Mark Pritchard, MP for The Wrekin, told PoliticsHome that as private digital currencies said there was a case Britain should get ahead of central banks in introducing a CBDC.

“There is also, arguably, a growing case for the UK's central bank to be ahead rather than behind other central banks in providing access to digital liquidity, risk analysis and inter-banking and consumer oversight. It is clear, some of the large retail banks already trade in digital currency, but tend not to broadcast that fact," he said.

Atlantic Council, an American think tank, found 130 countries which make up 98 per cent of the global economy are poring over the advantages and disadvantages of a digital currency. Its data found 19 of the 20 G20 nations were in advanced stage of CBDC development. 

The European Central Bank is in advanced stages of launching a digital Euro. Eleven countries have already launched a digital currency, while major economies such as India, China and South Korea have already piloted schemes and roll-outs. 
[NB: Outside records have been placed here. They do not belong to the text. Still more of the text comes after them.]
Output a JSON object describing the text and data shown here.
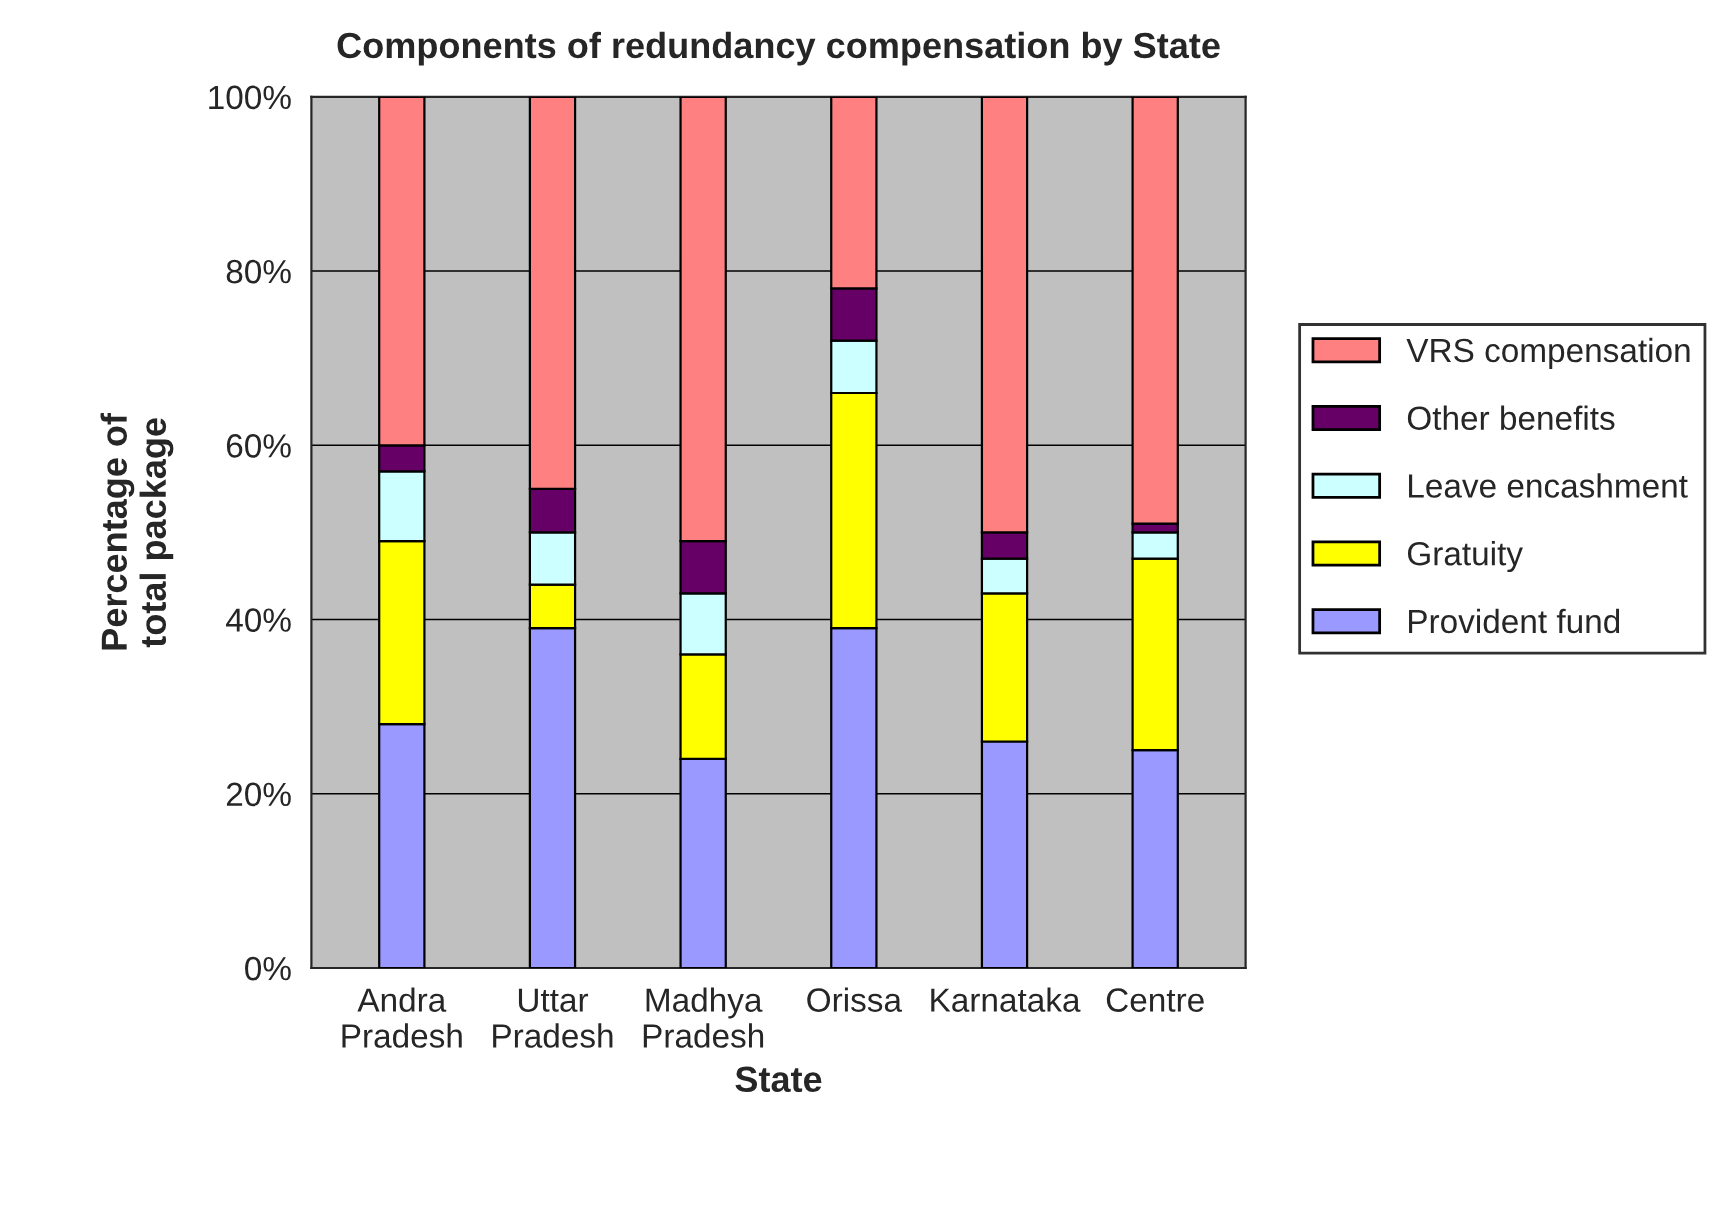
{
  "chart_data": {
    "type": "bar",
    "title": "Components of redundancy compensation by State",
    "xlabel": "State",
    "ylabel": "Percentage of\ntotal package",
    "categories": [
      "Andra\nPradesh",
      "Uttar\nPradesh",
      "Madhya\nPradesh",
      "Orissa",
      "Karnataka",
      "Centre"
    ],
    "stacked": true,
    "series": [
      {
        "name": "Provident fund",
        "color": "#9999ff",
        "values": [
          28,
          39,
          24,
          39,
          26,
          25
        ]
      },
      {
        "name": "Gratuity",
        "color": "#ffff00",
        "values": [
          21,
          5,
          12,
          27,
          17,
          22
        ]
      },
      {
        "name": "Leave encashment",
        "color": "#ccffff",
        "values": [
          8,
          6,
          7,
          6,
          4,
          3
        ]
      },
      {
        "name": "Other benefits",
        "color": "#660066",
        "values": [
          3,
          5,
          6,
          6,
          3,
          1
        ]
      },
      {
        "name": "VRS compensation",
        "color": "#ff8080",
        "values": [
          40,
          45,
          51,
          22,
          50,
          49
        ]
      }
    ],
    "ylim": [
      0,
      100
    ],
    "yticks": [
      {
        "value": 0,
        "label": "0%"
      },
      {
        "value": 20,
        "label": "20%"
      },
      {
        "value": 40,
        "label": "40%"
      },
      {
        "value": 60,
        "label": "60%"
      },
      {
        "value": 80,
        "label": "80%"
      },
      {
        "value": 100,
        "label": "100%"
      }
    ],
    "grid": "y",
    "legend": "right"
  }
}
Despite fears from privacy campaigners and civil liberty groups, the push for state-controlled digital currencies from Governments across the world is only likely to grow stronger. 

A HM Treasury spokesperson said under the proposals the digital pound will be "as private as the card payments and bank accounts that millions use every day".

“This means the Government nor the Bank of England can access to anyone’s personal data or see how people are spending their money," they added. 

“We understand that cash remains king for many, which is why we have protected access to cash in law – meaning the vast majority of people will have to travel no further than three miles to withdraw money.”